Periodic Reporting for period 4 - GrDyAp (Groups, Dynamics, and Approximation)
Reporting period: 2021-04-01 to 2022-03-31
The importance to society lies in the further development of the mathematical foundations of the sciences in general. The usefulness of mathematics in order to describe nature has been proves beyond any doubt over the last centuries. The development of the foundations of mathematics must therefore be a key interest for a society that values scientific progress.
The objectives were to clarify various approaches to infinite symmetry groups. Is very group sofic, i.e. does it admit a sofic approximation in the sense of Gromov and Weiss? This is still one of the most tantalyzing open problems in Geometric Group Theory, while we could make major contribution in understanding problems closely related to it. The ERC Consolidator Grant has extended the understanding of approximation problems, answered many questions related to the problem and brought forward new questions and problems that have inspired young researchers throughout the world.
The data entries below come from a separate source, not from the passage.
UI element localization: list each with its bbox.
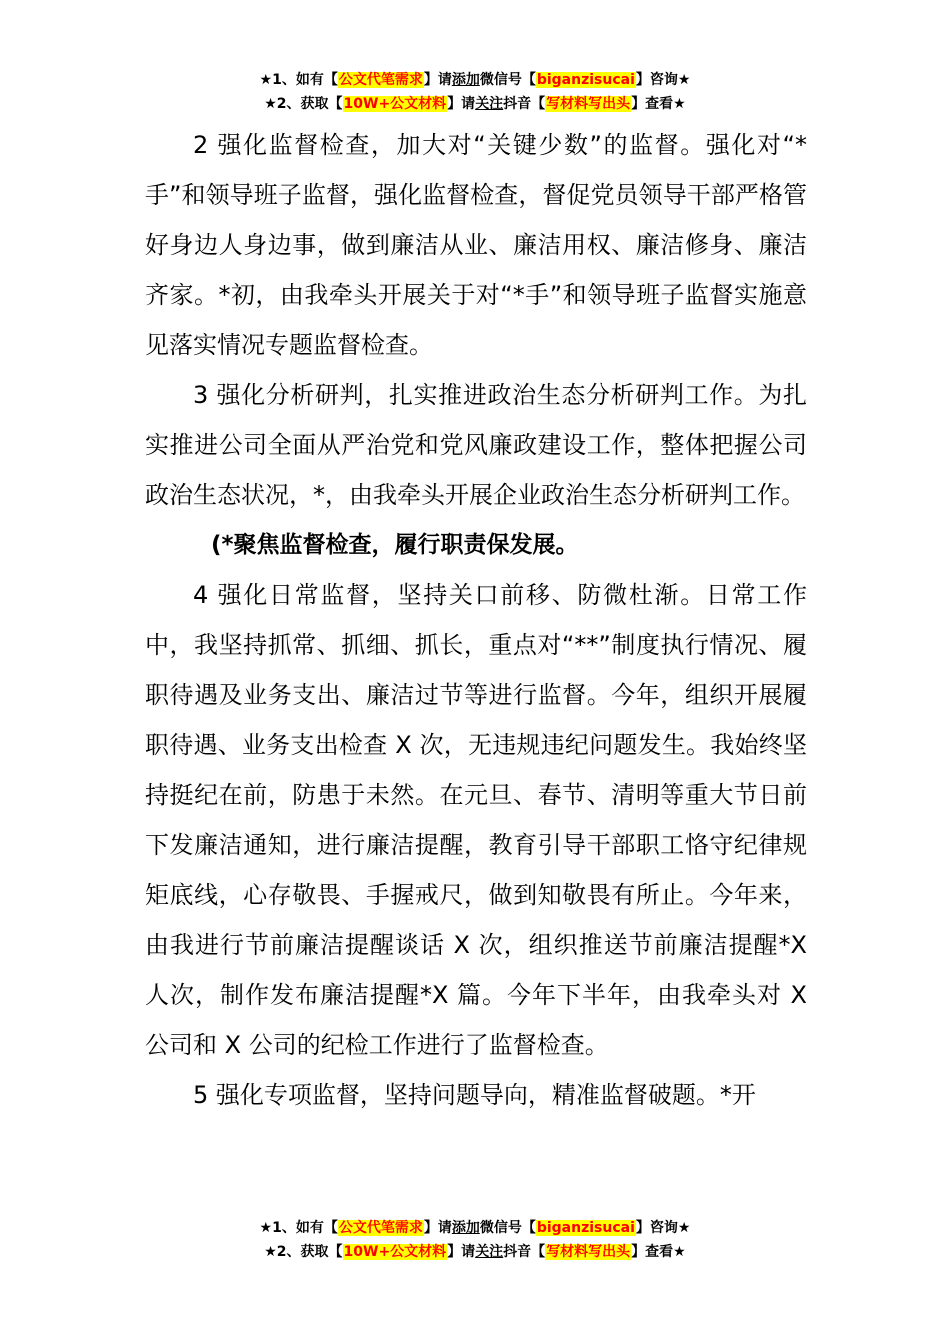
underlined-text: 添加 — [451, 1220, 480, 1236]
paragraph: 3 强化分析研判，扎实推进政治生态分析研判工作。为扎实推进公司全面从严治党和党风廉政建设工作，整体把握公司政治生态状况，*，由我牵头开展企业政治生态分析研判工作。 — [145, 381, 807, 509]
paragraph: 4 强化日常监督，坚持关口前移、防微杜渐。日常工作中，我坚持抓常、抓细、抓长，重点对“**”制度执行情况、履职待遇及业务支出、廉洁过节等进行监督。今年，组织开展履职待遇、业务支出检查 X 次，无违规违纪问题发生。我始终坚持挺纪在前，防患于未然。在元旦、春节、清明等重大节日前下发廉洁通知，进行廉洁提醒，教育引导干部职工恪守纪律规矩底线，心存敬畏、手握戒尺，做到知敬畏有所止。今年来，由我进行节前廉洁提醒谈话 X 次，组织推送节前廉洁提醒*X 人次，制作发布廉洁提醒*X 篇。今年下半年，由我牵头对 X 公司和 X 公司的纪检工作进行了监督检查。 — [145, 581, 807, 1059]
banner-text: 】请 — [447, 1244, 476, 1260]
highlight-tag: 10W+公文材料 — [343, 1244, 447, 1260]
banner-text: 】咨询★ — [635, 1220, 691, 1236]
banner-text: 】请 — [423, 1220, 452, 1236]
banner-line-1 — [0, 1216, 950, 1240]
douyin-account: 写材料写出头 — [546, 96, 631, 112]
section-heading: (*聚焦监督检查，履行职责保发展。 — [211, 532, 579, 558]
banner-text: 】查看★ — [631, 96, 686, 112]
banner-line-2 — [0, 92, 950, 116]
banner-text: 抖音【 — [503, 1244, 546, 1260]
banner-text: 抖音【 — [503, 96, 546, 112]
highlight-tag: 公文代笔需求 — [338, 1220, 423, 1236]
underlined-text: 关注 — [475, 1244, 504, 1260]
underlined-text: 关注 — [475, 96, 504, 112]
paragraph: 2 强化监督检查，加大对“关键少数”的监督。强化对“*手”和领导班子监督，强化监督检查，督促党员领导干部严格管好身边人身边事，做到廉洁从业、廉洁用权、廉洁修身、廉洁齐家。*初，由我牵头开展关于对“*手”和领导班子监督实施意见落实情况专题监督检查。 — [145, 131, 807, 359]
underlined-text: 添加 — [451, 72, 480, 88]
document-body — [145, 120, 807, 1120]
header-banner — [0, 68, 950, 116]
banner-text: 微信号【 — [479, 1220, 536, 1236]
banner-text: ★1、如有【 — [259, 72, 338, 88]
highlight-tag: 公文代笔需求 — [338, 72, 423, 88]
banner-text: 】咨询★ — [635, 72, 691, 88]
paragraph: 5 强化专项监督，坚持问题导向，精准监督破题。*开 — [193, 1081, 756, 1109]
banner-line-2 — [0, 1240, 950, 1264]
footer-banner — [0, 1216, 950, 1264]
banner-text: 】查看★ — [631, 1244, 686, 1260]
wechat-id: biganzisucai — [536, 72, 635, 88]
banner-text: 】请 — [423, 72, 452, 88]
banner-text: 微信号【 — [479, 72, 536, 88]
banner-text: ★2、获取【 — [264, 96, 343, 112]
banner-text: ★2、获取【 — [264, 1244, 343, 1260]
banner-text: 】请 — [447, 96, 476, 112]
banner-text: ★1、如有【 — [259, 1220, 338, 1236]
banner-line-1 — [0, 68, 950, 92]
douyin-account: 写材料写出头 — [546, 1244, 631, 1260]
highlight-tag: 10W+公文材料 — [343, 96, 447, 112]
wechat-id: biganzisucai — [536, 1220, 635, 1236]
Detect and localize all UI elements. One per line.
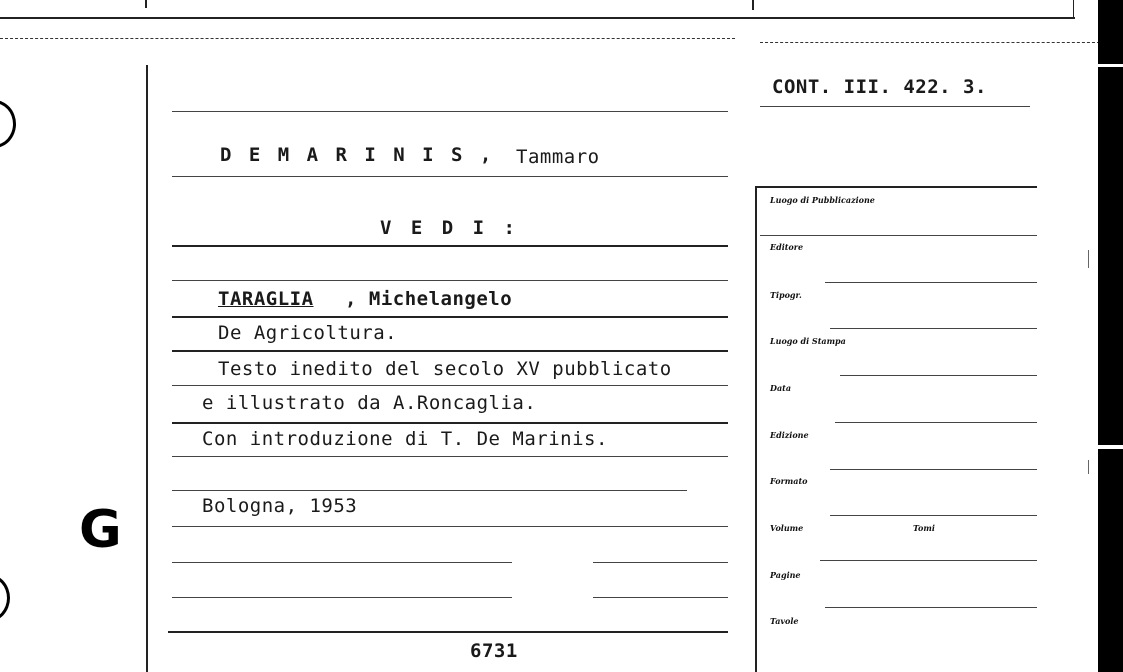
rule-2 [172, 176, 728, 177]
ref-name: , Michelangelo [345, 288, 513, 310]
see-label: V E D I : [380, 217, 519, 239]
author-surname: D E M A R I N I S , [220, 144, 495, 166]
punch-hole-bottom [0, 574, 10, 622]
form-rule-7 [830, 515, 1037, 516]
rule-7 [172, 385, 728, 386]
rule-12a [172, 562, 512, 563]
top-dashed-rule [0, 38, 735, 39]
author-name: Tammaro [516, 146, 600, 168]
form-rule-8 [820, 560, 1037, 561]
form-rule-5 [835, 422, 1037, 423]
label-tomi: Tomi [913, 523, 935, 533]
rule-1 [172, 111, 728, 112]
form-rule-3 [830, 328, 1037, 329]
label-pagine: Pagine [770, 570, 801, 580]
top-left-tick [145, 0, 147, 8]
top-right-edge [1073, 0, 1074, 18]
rule-13a [172, 597, 512, 598]
punch-hole-top [0, 100, 16, 148]
form-rule-6 [830, 469, 1037, 470]
form-top-rule [755, 186, 1037, 188]
right-border-gap-2 [1098, 445, 1123, 449]
form-rule-2 [825, 282, 1037, 283]
card-number: 6731 [470, 640, 518, 662]
collocation-mark: CONT. III. 422. 3. [772, 76, 987, 98]
right-dark-border [1098, 0, 1123, 672]
rule-9 [172, 456, 728, 457]
description-line-1: Testo inedito del secolo XV pubblicato [218, 358, 672, 380]
right-border-gap [1098, 64, 1123, 67]
description-line-2: e illustrato da A.Roncaglia. [202, 392, 537, 414]
label-tipogr: Tipogr. [770, 290, 802, 300]
label-volume: Volume [770, 523, 804, 533]
form-rule-1 [760, 235, 1037, 236]
top-right-tick [752, 0, 754, 10]
rule-13b [593, 597, 728, 598]
rule-3 [172, 245, 728, 247]
ref-surname: TARAGLIA [218, 288, 314, 310]
rule-12b [593, 562, 728, 563]
imprint-line: Bologna, 1953 [202, 495, 358, 517]
rule-11 [172, 526, 728, 527]
top-dashed-rule-right [760, 42, 1100, 43]
top-edge-rule [0, 17, 1075, 19]
rule-10 [172, 490, 687, 491]
right-margin-tick [1088, 250, 1089, 268]
label-data: Data [770, 383, 791, 393]
rule-5 [172, 316, 728, 318]
label-tavole: Tavole [770, 616, 799, 626]
form-left-border [755, 186, 757, 672]
right-margin-tick-2 [1088, 460, 1089, 474]
rule-6 [172, 350, 728, 352]
label-editore: Editore [770, 242, 804, 252]
form-rule-9 [825, 607, 1037, 608]
card-left-border [146, 65, 148, 672]
index-letter: G [79, 500, 122, 560]
label-edizione: Edizione [770, 430, 809, 440]
rule-14 [168, 631, 728, 633]
label-luogo-pubblicazione: Luogo di Pubblicazione [770, 195, 875, 205]
label-formato: Formato [770, 476, 808, 486]
title-line: De Agricoltura. [218, 322, 398, 344]
form-rule-4 [840, 375, 1037, 376]
collocation-rule [760, 106, 1030, 107]
rule-4 [172, 280, 728, 281]
description-line-3: Con introduzione di T. De Marinis. [202, 428, 608, 450]
rule-8 [172, 422, 728, 424]
label-luogo-stampa: Luogo di Stampa [770, 336, 846, 346]
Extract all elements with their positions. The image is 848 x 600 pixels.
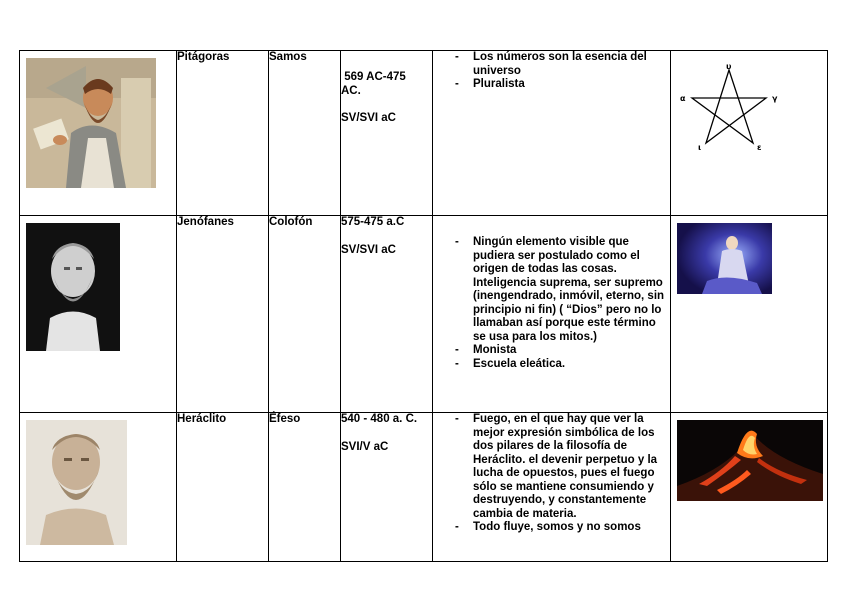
volcano-fire-image (677, 420, 823, 501)
ideas-cell (433, 51, 671, 216)
philosopher-century: SV/SVI aC (341, 243, 396, 256)
svg-text:ε: ε (757, 143, 762, 152)
date-cell (341, 413, 433, 562)
svg-text:α: α (680, 94, 686, 103)
date-cell (341, 51, 433, 216)
xenophanes-portrait (26, 223, 120, 351)
image-cell (671, 413, 828, 562)
divine-figure-image (677, 223, 772, 294)
idea-item: - Monista (455, 344, 670, 358)
philosopher-name: Heráclito (177, 413, 269, 562)
heraclitus-portrait (26, 420, 127, 545)
philosopher-date: 569 AC-475 (341, 71, 406, 83)
portrait-cell (20, 51, 177, 216)
philosopher-place: Colofón (269, 216, 341, 413)
philosopher-date-cont: AC. (341, 84, 361, 97)
idea-item: - Fuego, en el que hay que ver la mejor expresión simbólica de los dos pilares de la filosofía de Heráclito. el devenir perpetuo y la lucha de opuestos, pues el fuego sólo se mantiene consumiendo y destruyendo, y constantemente cambia de materia. (455, 413, 670, 521)
idea-item: - Los números son la esencia del universo (455, 51, 670, 78)
philosopher-name: Jenófanes (177, 216, 269, 413)
idea-item: - Escuela eleática. (455, 358, 670, 372)
philosopher-place: Samos (269, 51, 341, 216)
idea-item: - Pluralista (455, 78, 670, 92)
philosopher-name: Pitágoras (177, 51, 269, 216)
image-cell (671, 216, 828, 413)
philosopher-century: SVI/V aC (341, 440, 389, 453)
philosopher-place: Éfeso (269, 413, 341, 562)
idea-item: - Todo fluye, somos y no somos (455, 521, 670, 535)
pythagoras-portrait (26, 58, 156, 188)
philosophers-table (19, 50, 828, 562)
portrait-cell (20, 413, 177, 562)
philosopher-century: SV/SVI aC (341, 112, 396, 124)
table-row (20, 51, 828, 216)
philosopher-date: 575-475 a.C (341, 216, 405, 228)
philosopher-date: 540 - 480 a. C. (341, 413, 418, 425)
svg-text:γ: γ (772, 94, 778, 103)
pentagram-icon (671, 57, 827, 157)
ideas-cell (433, 413, 671, 562)
svg-text:ι: ι (698, 143, 702, 152)
ideas-cell (433, 216, 671, 413)
table-row (20, 413, 828, 562)
portrait-cell (20, 216, 177, 413)
table-row (20, 216, 828, 413)
symbol-cell (671, 51, 828, 216)
date-cell (341, 216, 433, 413)
svg-text:υ: υ (726, 62, 732, 71)
idea-item: - Ningún elemento visible que pudiera ser postulado como el origen de todas las cosas. Inteligencia suprema, ser supremo (inengendrado, inmóvil, eterno, sin principio ni fin) ( “Dios” pero no lo llamaban así porque este término se usa para los mitos.) (455, 236, 670, 344)
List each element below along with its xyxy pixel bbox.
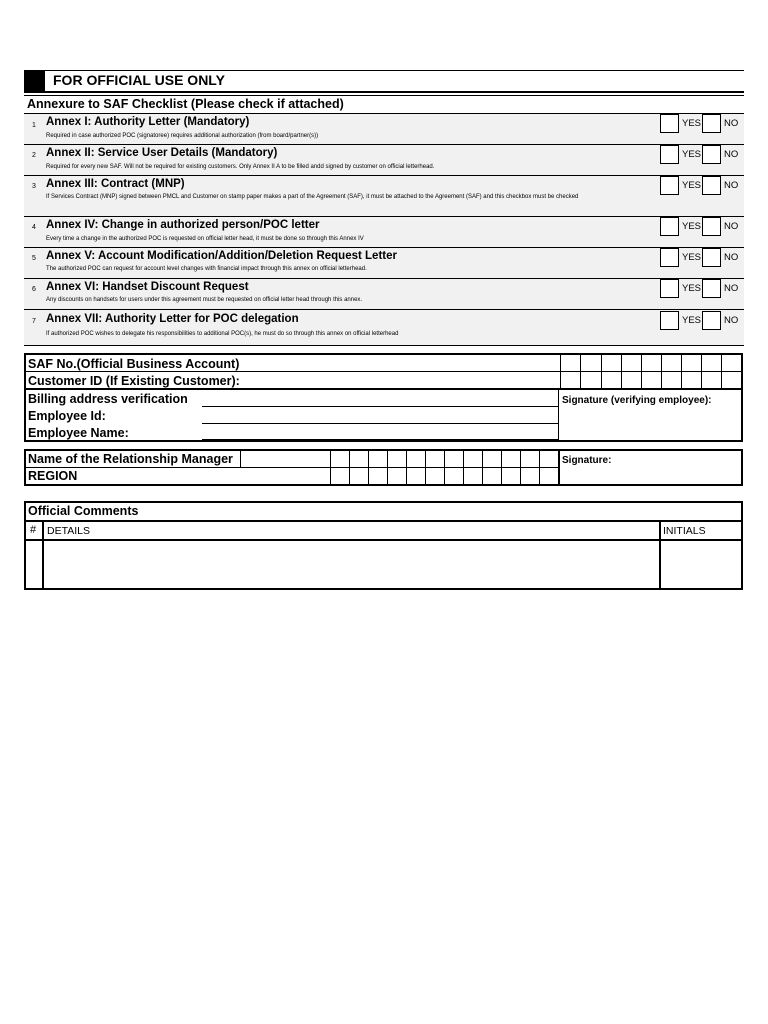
item-note: If Services Contract (MNP) signed between PMCL and Customer on stamp paper makes a part of the Agreement (SAF), it must be attached to the Agreement (SAF) and this checkbox must be checked — [46, 194, 579, 200]
yes-checkbox[interactable] — [660, 248, 679, 267]
employee-signature-field[interactable] — [560, 410, 740, 439]
checklist-item — [24, 145, 744, 175]
employee-id-label: Employee Id: — [28, 409, 106, 423]
item-title: Annex VI: Handset Discount Request — [46, 281, 249, 293]
yes-checkbox[interactable] — [660, 217, 679, 236]
item-note: Required for every new SAF. Will not be required for existing customers. Only Annex II A to be filled andd signed by customer on official letterhead. — [46, 164, 435, 170]
item-note: Required in case authorized POC (signatoree) requires additional authorization (from board/partner(s)) — [46, 133, 319, 139]
item-note: Every time a change in the authorized POC is requested on official letter head, it must be done so through this Annex IV — [46, 236, 364, 242]
no-checkbox[interactable] — [702, 279, 721, 298]
yes-label: YES — [682, 283, 702, 294]
manager-name-grid[interactable] — [330, 451, 558, 484]
yes-label: YES — [682, 252, 702, 263]
signature-verifying-label: Signature (verifying employee): — [562, 395, 712, 406]
checklist-item — [24, 248, 744, 278]
no-label: NO — [724, 180, 739, 191]
manager-signature-label: Signature: — [562, 455, 612, 466]
no-checkbox[interactable] — [702, 176, 721, 195]
no-checkbox[interactable] — [702, 311, 721, 330]
checklist-item — [24, 310, 744, 345]
item-title: Annex IV: Change in authorized person/POC letter — [46, 219, 320, 231]
item-note: The authorized POC can request for account level changes with financial impact through this annex on official letterhead. — [46, 266, 367, 272]
checklist-item — [24, 217, 744, 247]
header-black-square — [24, 70, 45, 91]
item-title: Annex V: Account Modification/Addition/Deletion Request Letter — [46, 250, 397, 262]
item-note: If authorized POC wishes to delegate his responsibilities to additional POC(s), he must do so through this annex on official letterhead — [46, 331, 399, 337]
saf-number-grid[interactable] — [560, 355, 741, 388]
yes-label: YES — [682, 221, 702, 232]
checklist-item — [24, 279, 744, 309]
no-checkbox[interactable] — [702, 114, 721, 133]
comments-col-details: DETAILS — [47, 525, 90, 537]
comments-col-number: # — [30, 524, 37, 536]
item-number: 5 — [32, 255, 36, 262]
yes-checkbox[interactable] — [660, 114, 679, 133]
item-number: 3 — [32, 183, 36, 190]
item-title: Annex I: Authority Letter (Mandatory) — [46, 116, 250, 128]
yes-checkbox[interactable] — [660, 145, 679, 164]
item-number: 4 — [32, 224, 36, 231]
item-note: Any discounts on handsets for users under this agreement must be requested on official letter head through this annex. — [46, 297, 363, 303]
region-label: REGION — [28, 469, 78, 483]
manager-signature-field[interactable] — [562, 468, 740, 484]
employee-name-label: Employee Name: — [28, 426, 129, 440]
checklist-item — [24, 176, 744, 216]
item-number: 6 — [32, 286, 36, 293]
no-label: NO — [724, 149, 739, 160]
item-number: 1 — [32, 122, 36, 129]
item-number: 2 — [32, 152, 36, 159]
yes-checkbox[interactable] — [660, 311, 679, 330]
no-checkbox[interactable] — [702, 217, 721, 236]
no-label: NO — [724, 118, 739, 129]
yes-label: YES — [682, 315, 702, 326]
relationship-manager-label: Name of the Relationship Manager — [28, 452, 233, 466]
comments-col-initials: INITIALS — [663, 525, 706, 537]
item-title: Annex II: Service User Details (Mandatory) — [46, 147, 278, 159]
item-title: Annex III: Contract (MNP) — [46, 178, 185, 190]
checklist-heading: Annexure to SAF Checklist (Please check if attached) — [27, 97, 344, 111]
no-label: NO — [724, 315, 739, 326]
page-title: FOR OFFICIAL USE ONLY — [53, 72, 225, 88]
no-label: NO — [724, 283, 739, 294]
billing-verification-label: Billing address verification — [28, 392, 188, 406]
no-label: NO — [724, 221, 739, 232]
comments-heading: Official Comments — [28, 504, 139, 518]
item-title: Annex VII: Authority Letter for POC delegation — [46, 313, 299, 325]
yes-checkbox[interactable] — [660, 279, 679, 298]
yes-label: YES — [682, 180, 702, 191]
comments-initials-field[interactable] — [661, 541, 741, 588]
item-number: 7 — [32, 318, 36, 325]
no-checkbox[interactable] — [702, 145, 721, 164]
yes-label: YES — [682, 149, 702, 160]
no-label: NO — [724, 252, 739, 263]
no-checkbox[interactable] — [702, 248, 721, 267]
saf-label: SAF No.(Official Business Account) — [28, 357, 240, 371]
checklist-item — [24, 114, 744, 144]
comments-details-field[interactable] — [44, 541, 659, 588]
yes-checkbox[interactable] — [660, 176, 679, 195]
customer-id-label: Customer ID (If Existing Customer): — [28, 374, 240, 388]
yes-label: YES — [682, 118, 702, 129]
- the work with Anton Claußniter on p-adic operator algebras, were we developed some analogues to the classical Hilbert space theory
- the work with Martin Schneider on amenability of large topological groups, were finitary approximation arises from the existence of Folner sets
- isometrisability and unitarisablity of discrete group (joint work with Maria Gerasimova, Nicolas Monod (Lausanne) and Dominik Gruber (Zürich))
- the non-existence of sofic approximation of certain actions, joint work with Gabor Kun (Budapest)
- joint work with Martin Nitsche on solvability of group equations for approximable groups
- the work with Henry Bradford (Göttingen) on laws for finite groups
- the work with Jakob Schneider on approximation properties with respect to all finite groups and also on properties of word maps on finite simple groups
- the work with Marcus de Chiffre, Oren Becker (Jerusalem), Alex Lubotzky (Jerusalem), Lev Glebsky (Mexico) and Narutaka Ozawa (Kyoto) on stability of amenable groups and the relationship between stability and higher Kazhdan properties
work with Jakob Schneider on word maps with constants in symmetric groups
- work with Bodirsky and Kummer on completely positive maps on rings of Hahn series over abelian valuation groups
These are just examples of questions that we tried to answer and in fact answered during the last 5 years.
Overall, I consider the project a success. We extended the knowledge in various areas of pure mathematics well beyond the state-of-the-art and many interesting results have come to light. I enjoyed working with excellent young mathematicians and post-docs and Dresden is now an established center for group theory and dynamics.